Одного укола хватает где-то на 30-40 минут. Потом боль крадучись проявляется в твоем сне, обретает все более четкие формы. Я просыпаюсь, но от сна далеко не отхожу. Такое состояние вполне можно назвать бредом. И говорю: «Еще». Зовут анестезиолога. Анестезиолог приходит и снова вкалывает в трубку дозу препарата. Можно еще поспать. В таком состоянии я живу пять или шесть часов.
Периодически акушерка проверяет раскрытие шейки матки. Четыре сантиметра. Шесть сантиметров. Я очень хочу пить. Пить мне дают совсем чуть-чуть, так как боятся, что мне придется делать кесарево. Я очень хочу есть. Есть мне не дают! Где-то после четырех часов дня акушерка объявляет: «Раскрытие восемь сантиметров, я чувствую головку! Рожаем!». Она приносит из другой комнаты железные бочонки со стерильной одеждой. Тут меня начинает тужить. Поскольку мне давно не вводили обезболивающее, я все чувствую. Легким движением руки кровать-трансформер превращается в родильное кресло. Акушерка вскрикивает: «Головка пошла!», и наспех начинает надевать стерильный халат и колпак. А я чувствую, что головка пошла. И плечики пошли.
- Передыши следующую схватку, ребенок маленький, может стремительно выйти, - говорит акушерка. Я делаю так, как она говорит. - В следующую потугу родишь.
Я тужусь изо всех сил, и на свет появляется что-то синенькое и маленькое - моя дочь.
- Боже мой, кого мы рожаем! - восклицает акушерка.
- Дюймовочку, - кто-то ей отвечает.
Отрезают пуповину и «на всякий случай» берут шприцом из пуповины кровь. До сих пор не понимаю, что это за «всякий случай». Кровь густая, еле идет.

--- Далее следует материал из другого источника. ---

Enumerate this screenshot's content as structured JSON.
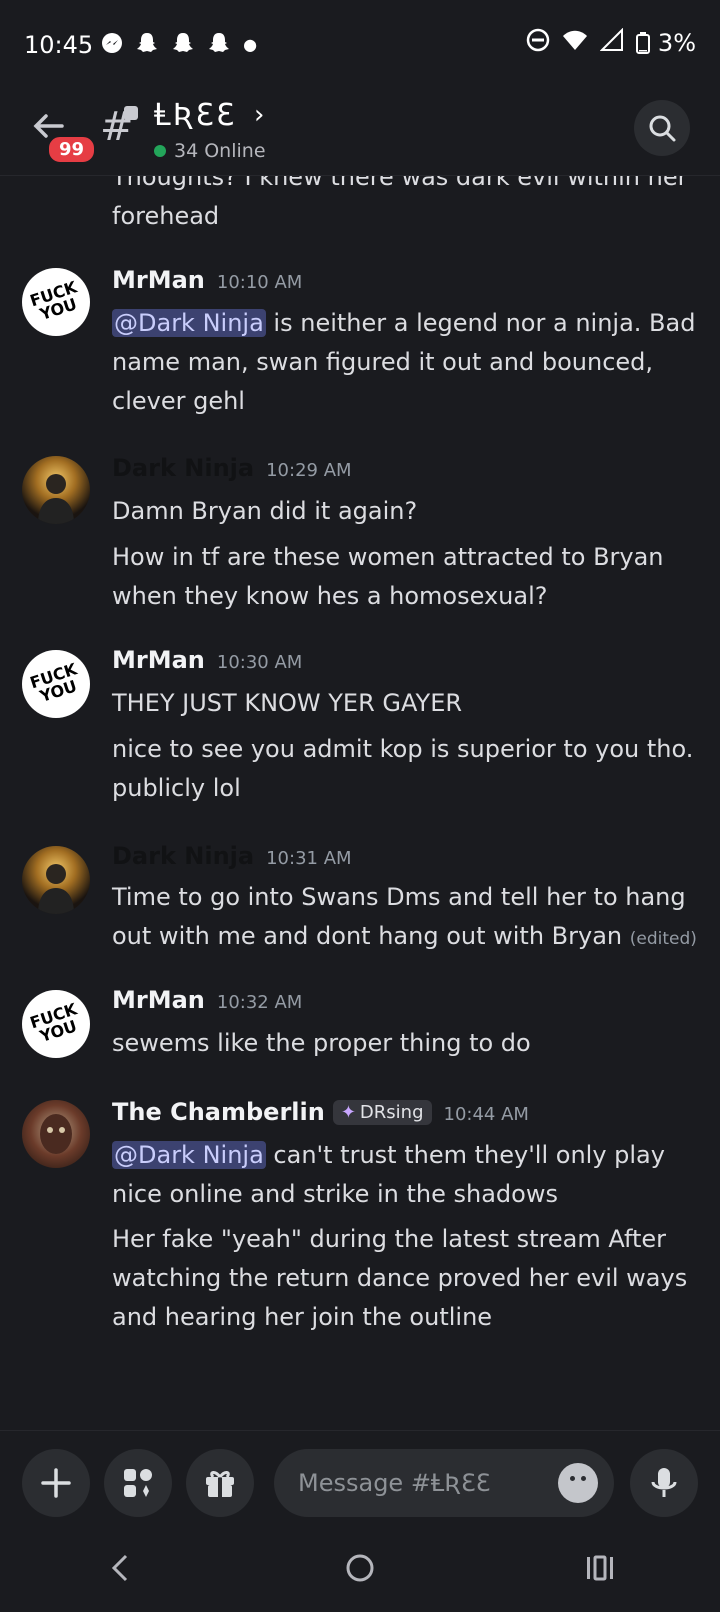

Мою дочь относят под лампу. Она молчит. Пытаются включить какой-то прибор, чтобы прочистить ей носик и ротик. Прибор не включается, а она все молчит. Наконец разобрались, прибор работает. И она кричит. Хотя это больше похоже на мяуканье котенка. Но какое это замечательное мяуканье! Вижу, как ее тельце протирают какой-то пеленкой. Включают лампу, чтобы она не замерзла. А она такая маленькая. Измеряют и взвешивают. Говорят: «Два килограмма девяносто грамм. Сорок семь сантиметров». Маленькая. Ее заворачивают в огрызок черно-белого одеяла и подносят ко мне. Кладут на живот. Еще совсем недавно она была внутри, а сейчас лежит на мне. Акушерка поправляет ее одеяльце. Говорит: «Она может замерзнуть. Слишком маленькая». А она лежит на мне, не шевелится, лишь моргает своими серыми отекшими глазками. Синенькая, маленькая, моя.